The dog rolls from back to side, stretches, and gives Adam about a quarter of a couch cushion. It’s enough. Although there’s a Red Sox game on, Adam doesn’t really feel like disturbing the quiet, contemplative atmosphere of his new sanctuary with commentary, so he doesn’t touch the remote. Skye has done a lovely job with this cottage. Of course, Mingo had a lot to do with the quality of the paint job, and the way the apartment-size appliances are so well boxed in. Kid maybe has some potential. Good for Skye, bringing him on.

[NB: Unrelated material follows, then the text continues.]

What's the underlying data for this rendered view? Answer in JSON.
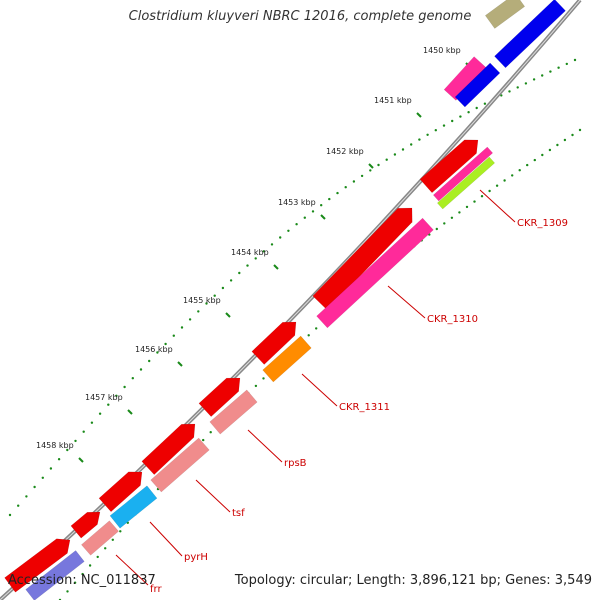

Chance suddenly rolls off the couch to the floor, gives himself a great shake, and then heads to the door. The front door is open, letting in the fresh evening air. No need for air conditioners this high in the hills; nature has it figured out. The dog pushes against the old-fashioned wood-frame screen door and lets himself out. Adam, taking advantage of the dog’s departure, swings his feet up onto the couch. Sips his wine. Considers how much he wishes that he and Gina had found this place a long time ago. She would have loved the cottage, the fact that Skye has turned the LakeView into a welcoming place for people like them, dog people. Tonight, the thought of Gina doesn’t pinch his heart the way it usually does. It’s less pining than most thoughts, more mild; one thought in a stream that will always have Gina’s spirit at its source.